Exercise E8 Self-Induction
(written test, approx. 8 % of a 120-minute written test, SS2024)
A coil with a length of $30 ~\rm cm$ and a radius of $2 ~\rm cm$ has $500$ turns.
The current through the coil changes linearly from $0$ to $3 ~\rm A$ in $0.02 ~\rm ms$.
The arrangement is located in air ($\mu_{\rm r}=1$).
$\mu_0= 4\pi \cdot 10^{-7} ~\rm Vs/Am$
1. Calculate the (self-)inductance of the coil.
The formula for the induction of a long coil is:
\begin{align*}
L &= \mu_0 \mu_{\rm r} \cdot N^2 \cdot {{A}\over{l}} \\
&= 4\pi \cdot 10^{-7} {~\rm Vs/Am} \cdot (500)^2 \cdot {{\pi \cdot (2\cdot 10^{-2} ~\rm m)^2}\over{ 2 \cdot 10^{-2} ~\rm m}} \\
\end{align*}
$ L = 1.32 ~\rm mH$
2. Determine the induced voltage in the coil during the change in current.
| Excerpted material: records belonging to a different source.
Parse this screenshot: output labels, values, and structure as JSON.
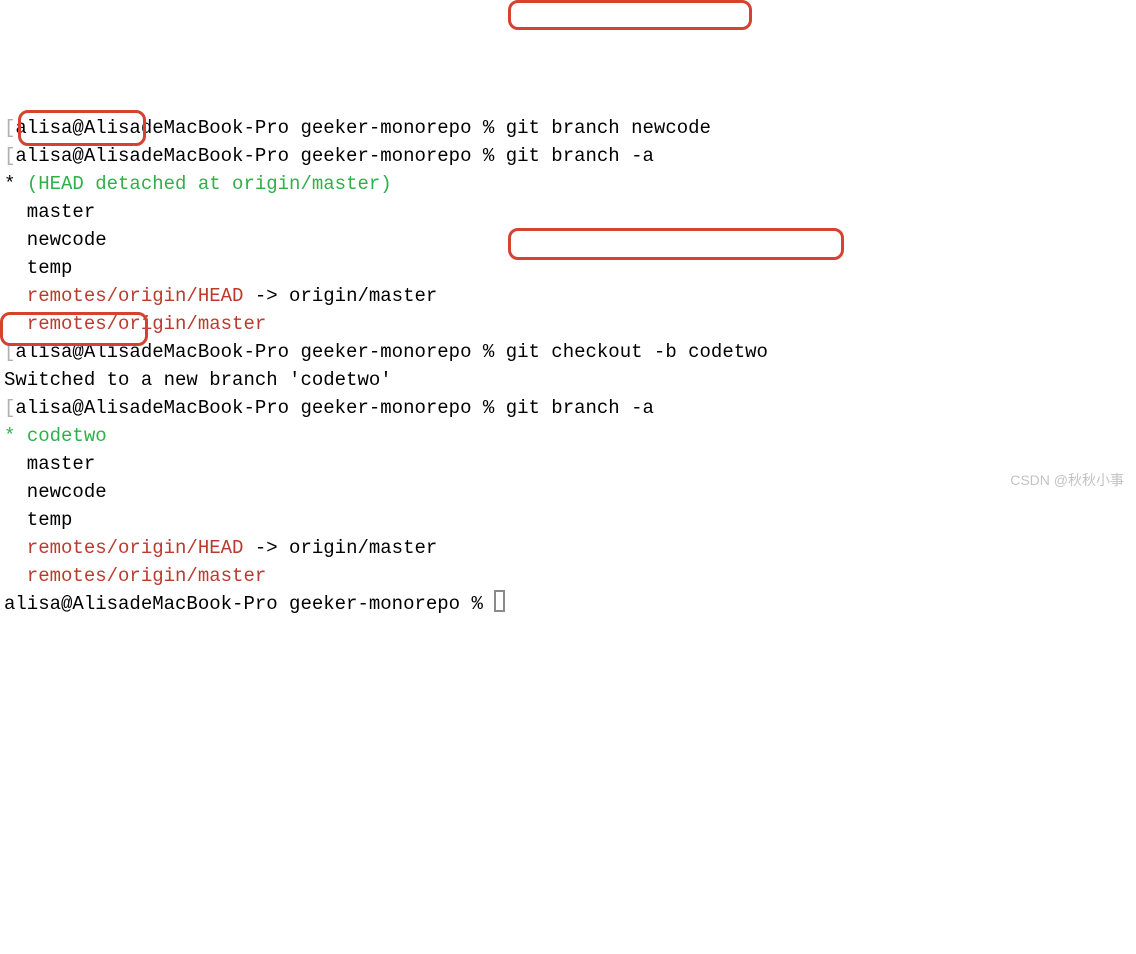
{
  "colors": {
    "green": "#2fb04a",
    "remote": "#ba3b2e",
    "highlight": "#d64130"
  },
  "lines": {
    "l1_prompt": "alisa@AlisadeMacBook-Pro geeker-monorepo % ",
    "l1_cmd": "git branch newcode",
    "l2_prompt": "alisa@AlisadeMacBook-Pro geeker-monorepo % ",
    "l2_cmd": "git branch -a",
    "l3_star": "* ",
    "l3_head": "(HEAD detached at origin/master)",
    "l4": "  master",
    "l5": "  newcode",
    "l6": "  temp",
    "l7a": "  remotes/origin/HEAD",
    "l7b": " -> origin/master",
    "l8": "  remotes/origin/master",
    "l9_prompt": "alisa@AlisadeMacBook-Pro geeker-monorepo % ",
    "l9_cmd": "git checkout -b codetwo",
    "l10": "Switched to a new branch 'codetwo'",
    "l11_prompt": "alisa@AlisadeMacBook-Pro geeker-monorepo % ",
    "l11_cmd": "git branch -a",
    "l12_star": "* ",
    "l12_branch": "codetwo",
    "l13": "  master",
    "l14": "  newcode",
    "l15": "  temp",
    "l16a": "  remotes/origin/HEAD",
    "l16b": " -> origin/master",
    "l17": "  remotes/origin/master",
    "l18_prompt": "alisa@AlisadeMacBook-Pro geeker-monorepo % "
  },
  "watermark": "CSDN @秋秋小事",
  "bracket": "[",
  "bracket_r": "]"
}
For the linear change of the current the formula of the induced voltage can also be linearized:
\begin{align*}
u_{\rm ind} &= - L \cdot {{ {\rm d} i }\over{ {\rm d} t }} \\
&\rightarrow - L \cdot {{ {\Delta} i }\over{ {\Delta} t }} \\
&= - 1.32 \cdot 10^{-3} \cdot {{3 A}\over{0.02 \cdot 10^{-3} s}}
\end{align*}
$ u_{\rm ind} = -197 ~\rm V$